Reviewed by Dean Tudor

Dean Tudor is a journalism professor at the Ryerson Polytechnical
Institute and founding editor of the CBRA.

Review

The Crabtree series on Early Settler Life has been enormously successful in presenting some of the broad outlines of what early frontier conditions must have been like, primarily in eastern Canada and northeastern United States. Drawing upon sources such as (among others) Gibson House, Colborne Lodge, Montgomery Inn, and Black Creek Pioneer Village in the Toronto area and Century Village, Lang, and Upper Canada Village in Ontario (and even American locations such as Williamsburg, Jamestown, Buffalo, and the Library of Congress), Ms. Kalman has skillfully woven together material that indicates the fight for survival in the early frontier days. The text is meant for young people, but older folk would profit, too.

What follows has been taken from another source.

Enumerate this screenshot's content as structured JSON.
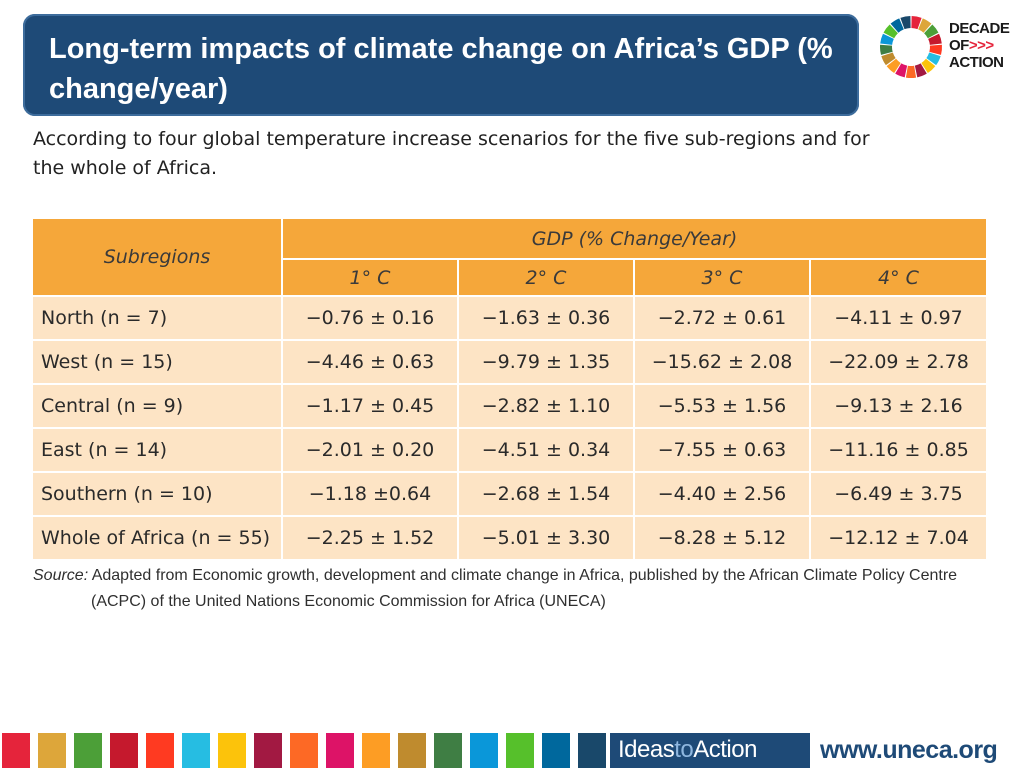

Covered are such topics as hunting, fishing, fruits (berries, apples), maple sugar, vegetable gardens and corn, domesticated animals, and the varieties of kitchens and dining areas. This latter section comments on potluck dinners, Thanksgiving and Christmas foods (which appear to be interchangeable), the various gadgets and methods of food preservation, and even table manners. There is a long chapter on bread and how it is made at the Gibson House, as well as comparable material on making one’s own butter and cheese. Strewn throughout are about 75 recipes, some in narrative form and all metricized and relatively easy to follow. And, of course, the copious illustrations (photographs, line drawings, reproductions) emphasize the role that young people played in helping out at home by depicting both boys and girls at work.